Retour de chronique du Bifrost 117
Avec RéciFs, les éditions Argyll, fidèles à leur ligne éditoriale engagée, proposent des récits courts exclusivement signés par des autrices, et ce du monde entier. La collection ambitionne de faire découvrir une pluralité d’imaginaires féminins et de révéler des voix contemporaines uniques. Les illustrations de couverture, signées Anouck Faure, parviennent à capturer l’essence des textes tout en soulignant l’atmosphère propre à chaque ouvrage. Et confèrent à la collection une identité visuelle et une cohérence. Examinons le troisième titre de cette collection.
Foodistan, première œuvre en français de la collection, est une novella audacieuse signée Ketty Steward.
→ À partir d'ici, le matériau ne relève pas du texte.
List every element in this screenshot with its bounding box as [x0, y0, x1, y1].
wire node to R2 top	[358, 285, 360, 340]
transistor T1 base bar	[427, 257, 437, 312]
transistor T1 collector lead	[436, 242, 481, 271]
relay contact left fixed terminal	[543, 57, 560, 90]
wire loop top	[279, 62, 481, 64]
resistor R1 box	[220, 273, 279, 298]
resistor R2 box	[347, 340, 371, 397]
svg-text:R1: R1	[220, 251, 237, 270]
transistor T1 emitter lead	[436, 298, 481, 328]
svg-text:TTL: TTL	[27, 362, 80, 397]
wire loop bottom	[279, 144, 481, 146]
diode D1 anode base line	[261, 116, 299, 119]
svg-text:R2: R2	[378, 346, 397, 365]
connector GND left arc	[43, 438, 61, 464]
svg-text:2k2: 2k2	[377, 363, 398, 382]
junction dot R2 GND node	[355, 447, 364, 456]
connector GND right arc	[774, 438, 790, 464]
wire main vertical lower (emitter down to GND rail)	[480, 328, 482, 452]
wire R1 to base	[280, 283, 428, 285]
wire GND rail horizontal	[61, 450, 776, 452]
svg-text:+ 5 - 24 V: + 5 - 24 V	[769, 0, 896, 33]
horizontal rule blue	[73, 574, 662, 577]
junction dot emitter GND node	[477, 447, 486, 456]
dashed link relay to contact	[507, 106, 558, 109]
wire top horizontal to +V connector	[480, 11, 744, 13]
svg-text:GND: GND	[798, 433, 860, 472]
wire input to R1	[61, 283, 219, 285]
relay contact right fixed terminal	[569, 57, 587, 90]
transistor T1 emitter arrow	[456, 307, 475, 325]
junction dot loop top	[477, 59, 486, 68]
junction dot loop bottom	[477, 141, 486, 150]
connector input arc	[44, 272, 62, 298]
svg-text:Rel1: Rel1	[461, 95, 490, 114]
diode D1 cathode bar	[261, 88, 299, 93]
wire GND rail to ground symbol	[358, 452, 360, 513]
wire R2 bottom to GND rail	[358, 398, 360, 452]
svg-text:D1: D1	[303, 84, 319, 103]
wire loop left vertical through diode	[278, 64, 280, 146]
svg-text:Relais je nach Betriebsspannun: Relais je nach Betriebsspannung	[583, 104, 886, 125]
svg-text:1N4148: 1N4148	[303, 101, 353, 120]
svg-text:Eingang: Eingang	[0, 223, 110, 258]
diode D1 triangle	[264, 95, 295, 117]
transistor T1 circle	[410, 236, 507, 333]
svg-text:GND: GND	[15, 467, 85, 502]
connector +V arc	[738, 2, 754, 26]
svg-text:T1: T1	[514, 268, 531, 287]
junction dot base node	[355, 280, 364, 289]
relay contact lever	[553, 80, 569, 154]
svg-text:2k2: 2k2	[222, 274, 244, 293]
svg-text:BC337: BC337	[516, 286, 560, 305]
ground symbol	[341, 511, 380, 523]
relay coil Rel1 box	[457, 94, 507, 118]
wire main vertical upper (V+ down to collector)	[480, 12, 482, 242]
Alliant récits courts, poésie en vers libres et recettes inspirées d’univers science-fictionnels (Dune de Frank Herbert, Les Dépossédés d’Ursula K. Le Guin, ou encore Le Monde vert de Brian Aldiss) l’autrice dépeint un futur post-apocalyptique où pandémies, effondrement climatique et crises économiques ont mené à une « faim du monde ». Dans cette société, de nouveaux régimes alimentaires (panivores, soupeux, pastavores…) redéfinissent les modes de vie, et le langage évolue avec des jeux de mots subversifs : « crise » devient « cerise », l’apocalypse se mue en « apérolypse ». À travers le personnage de Maelle Aromy, artisane serrurière et autrice d’un livre de recettes sociologiques, Ketty Steward dresse une critique incisive des dérives sociétales contemporaines et des mécanismes de domination et de contrôle. L’alternance entre dystopie, poésie et humour noir confère une profondeur unique à cette œuvre, qui joue avec les codes de la science-fiction pour mieux interroger notre époque.
Avec ces trois premiers titres très différents, la collection Récifs offre déjà un panorama varié de voix féminines, le début d’une mosaïque littéraire à découvrir et à savourer. Nul doute que chacun y trouvera de quoi éveiller sa curiosité et nourrir son imagination.
Un extrait
Les tournois publics de marmithon, populaires, étaient diffusés deux fois par an dans les menus spectacles des plateaux gratuits et Maelle n’en manquait pas un.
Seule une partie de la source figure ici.